Colors can be “added” or “subtracted”. For example, if we shine two flashlights with differently colored light onto a wall, the colors are added. If we combine colors in an oil painting, the colors are subtracted. In the case of the paint, each of the mixed colors absorbs certain light wavelengths. When mixed, there is more absorption than either color alone. This is color subtraction.

Color spaces can also be additive or subtractive. An example of an additive space is the “RGB color space” used for cameras and monitors. The subtractive space “CMYK” is used for printing. By choosing three primary colors we form a triangle, or “color gamut”, inside the chromaticity diagram, and we can only show colors within that triangle. A wider color gamut shows more subtle differences in hue and allows for less abrupt color shifting in mixed lighting. Indoor lighting can limit the possible colors you see in a photograph, so instead of a conventional tungsten, or especially LED, light, you may need to invest in a light source designed for photography that will more evenly illuminate a wide range of colors.

White balance is an important camera setting that compensates for the color of the light available where you are taking the photograph. You can calibrate the camera’s white balance to the current existing light, typically by use of a white card as a reference point. Some cameras have preset white balance settings, such as “daylight”, “tungsten light”, or “white fluorescent light”, each with a different “color temperature.” If the while balance is not set properly, the photo will wind up with a bluish or orange cast. If the camera saves the photo in RAW instead of JPEG format, then the white balance can be set in post-processing such as with Photoshop. However, with video it is very difficult to correct for improper white balance after the fact.

Color is detected in a camera using one of three methods. The oldest method uses three separate sensors with two prisms to separate the red, green, and blue colors. The more common method today uses a single sensor with a “Bayer filter,” a mosaic pattern with a combination of green, red, and blue color filters, and firmware to convert raw data into color data. Another new method uses a single sensor with three layers, but this is not common.

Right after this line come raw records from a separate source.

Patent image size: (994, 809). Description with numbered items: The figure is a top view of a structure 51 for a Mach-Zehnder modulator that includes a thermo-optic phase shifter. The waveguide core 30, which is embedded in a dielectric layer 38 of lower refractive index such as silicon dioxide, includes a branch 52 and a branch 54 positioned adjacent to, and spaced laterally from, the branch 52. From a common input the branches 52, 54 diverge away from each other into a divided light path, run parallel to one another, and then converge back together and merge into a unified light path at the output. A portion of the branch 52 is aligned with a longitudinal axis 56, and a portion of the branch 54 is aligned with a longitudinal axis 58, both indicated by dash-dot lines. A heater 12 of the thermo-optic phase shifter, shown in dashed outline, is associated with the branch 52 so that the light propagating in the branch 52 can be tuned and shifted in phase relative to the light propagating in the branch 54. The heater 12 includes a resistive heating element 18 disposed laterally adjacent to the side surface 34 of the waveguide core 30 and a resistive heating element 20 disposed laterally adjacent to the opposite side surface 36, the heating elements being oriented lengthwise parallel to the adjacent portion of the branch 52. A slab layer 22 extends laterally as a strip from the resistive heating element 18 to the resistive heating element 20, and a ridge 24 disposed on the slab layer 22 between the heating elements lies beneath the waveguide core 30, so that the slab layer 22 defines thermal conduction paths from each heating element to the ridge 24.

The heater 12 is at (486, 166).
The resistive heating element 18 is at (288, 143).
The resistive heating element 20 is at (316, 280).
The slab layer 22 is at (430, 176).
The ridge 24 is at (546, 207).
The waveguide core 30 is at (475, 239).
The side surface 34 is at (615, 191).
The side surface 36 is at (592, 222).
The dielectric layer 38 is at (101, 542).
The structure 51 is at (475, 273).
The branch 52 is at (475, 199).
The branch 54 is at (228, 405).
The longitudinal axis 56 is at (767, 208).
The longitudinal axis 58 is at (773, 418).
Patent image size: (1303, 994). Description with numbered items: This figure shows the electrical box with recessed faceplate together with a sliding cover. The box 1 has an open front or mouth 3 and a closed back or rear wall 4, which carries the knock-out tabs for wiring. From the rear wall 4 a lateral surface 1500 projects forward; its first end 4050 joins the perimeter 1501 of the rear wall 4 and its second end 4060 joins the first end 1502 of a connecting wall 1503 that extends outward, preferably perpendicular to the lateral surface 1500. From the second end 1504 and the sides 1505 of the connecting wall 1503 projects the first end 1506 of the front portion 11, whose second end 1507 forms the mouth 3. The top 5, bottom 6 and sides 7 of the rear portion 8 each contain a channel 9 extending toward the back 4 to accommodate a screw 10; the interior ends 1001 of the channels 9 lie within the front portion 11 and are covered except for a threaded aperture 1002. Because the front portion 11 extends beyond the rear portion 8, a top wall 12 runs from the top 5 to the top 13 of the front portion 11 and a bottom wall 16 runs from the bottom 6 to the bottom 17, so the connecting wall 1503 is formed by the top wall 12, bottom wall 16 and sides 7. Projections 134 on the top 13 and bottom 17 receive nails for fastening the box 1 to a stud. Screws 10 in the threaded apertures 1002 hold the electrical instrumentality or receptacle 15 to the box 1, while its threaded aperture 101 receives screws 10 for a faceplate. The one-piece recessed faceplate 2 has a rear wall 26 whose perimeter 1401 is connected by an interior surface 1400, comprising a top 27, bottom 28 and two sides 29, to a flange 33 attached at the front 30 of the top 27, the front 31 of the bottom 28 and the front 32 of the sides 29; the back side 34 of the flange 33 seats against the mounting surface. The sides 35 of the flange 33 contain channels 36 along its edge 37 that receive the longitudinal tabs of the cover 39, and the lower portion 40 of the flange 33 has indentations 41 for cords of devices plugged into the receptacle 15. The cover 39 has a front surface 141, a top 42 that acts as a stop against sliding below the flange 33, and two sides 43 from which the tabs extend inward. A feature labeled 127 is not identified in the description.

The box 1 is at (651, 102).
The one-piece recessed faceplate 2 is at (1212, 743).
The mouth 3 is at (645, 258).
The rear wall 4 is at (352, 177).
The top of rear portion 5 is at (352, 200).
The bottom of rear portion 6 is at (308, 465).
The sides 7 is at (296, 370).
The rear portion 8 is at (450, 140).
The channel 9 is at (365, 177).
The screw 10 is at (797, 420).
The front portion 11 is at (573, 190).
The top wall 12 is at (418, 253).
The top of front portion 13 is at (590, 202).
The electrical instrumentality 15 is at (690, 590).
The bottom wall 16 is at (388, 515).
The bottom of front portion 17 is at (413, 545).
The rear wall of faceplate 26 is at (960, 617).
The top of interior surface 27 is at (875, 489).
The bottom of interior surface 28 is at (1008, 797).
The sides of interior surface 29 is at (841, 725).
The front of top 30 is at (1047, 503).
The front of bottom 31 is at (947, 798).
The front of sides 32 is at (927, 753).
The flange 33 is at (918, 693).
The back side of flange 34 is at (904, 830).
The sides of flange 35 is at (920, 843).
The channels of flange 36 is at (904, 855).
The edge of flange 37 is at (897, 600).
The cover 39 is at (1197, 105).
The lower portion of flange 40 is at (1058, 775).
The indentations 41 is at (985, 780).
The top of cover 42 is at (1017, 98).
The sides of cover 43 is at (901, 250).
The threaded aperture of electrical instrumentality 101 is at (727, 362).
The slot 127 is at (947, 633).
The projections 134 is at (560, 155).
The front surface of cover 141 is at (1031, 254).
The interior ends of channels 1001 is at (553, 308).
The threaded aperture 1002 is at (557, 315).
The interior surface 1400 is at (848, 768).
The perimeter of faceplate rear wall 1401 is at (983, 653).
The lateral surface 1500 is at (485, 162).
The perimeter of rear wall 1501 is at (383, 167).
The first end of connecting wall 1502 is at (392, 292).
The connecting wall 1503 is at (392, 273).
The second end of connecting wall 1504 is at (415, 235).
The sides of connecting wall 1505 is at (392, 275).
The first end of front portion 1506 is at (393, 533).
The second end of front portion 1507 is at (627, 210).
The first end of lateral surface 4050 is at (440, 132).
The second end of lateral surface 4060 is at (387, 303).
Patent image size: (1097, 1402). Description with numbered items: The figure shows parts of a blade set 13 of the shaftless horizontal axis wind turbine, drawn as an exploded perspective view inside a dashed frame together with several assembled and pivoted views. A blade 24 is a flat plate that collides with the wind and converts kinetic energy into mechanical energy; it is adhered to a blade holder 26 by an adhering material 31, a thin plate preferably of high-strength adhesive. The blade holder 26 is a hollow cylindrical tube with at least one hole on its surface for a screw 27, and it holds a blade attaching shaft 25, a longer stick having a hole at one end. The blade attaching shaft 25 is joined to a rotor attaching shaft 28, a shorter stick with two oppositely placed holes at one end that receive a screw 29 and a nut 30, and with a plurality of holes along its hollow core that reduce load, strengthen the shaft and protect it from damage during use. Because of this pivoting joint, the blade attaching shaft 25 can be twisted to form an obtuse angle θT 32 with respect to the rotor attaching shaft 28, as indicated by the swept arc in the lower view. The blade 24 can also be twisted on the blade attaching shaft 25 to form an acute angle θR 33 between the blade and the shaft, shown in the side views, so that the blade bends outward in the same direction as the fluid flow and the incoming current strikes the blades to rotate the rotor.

Cameras utilize sophisticated methods to compress the color data. For a given picture quality, the eyes need to see more detail about brightness than about color. This means that cameras can detect and store color data with lower resolution than the brightness. Engineers have developed methods called chroma subsampling to handle this reduced color data storage. Chroma subsampling was first used in the 1950’s to add color to black and white televisions. In digital cameras, the methods are different but the intent is the same. The amount of color data that is sampled and stored is specified by a 3-digit ratio like 4:4:4. The ratio 4:4:4 means that full color data is sampled and stored for every pixel. The most common ratio is 4:2:0, and this means that color data is stored at a resolution a quarter that of the brightness.

Mark and Andy also discussed the cameras they brought in to display, and they took some final questions from the audience.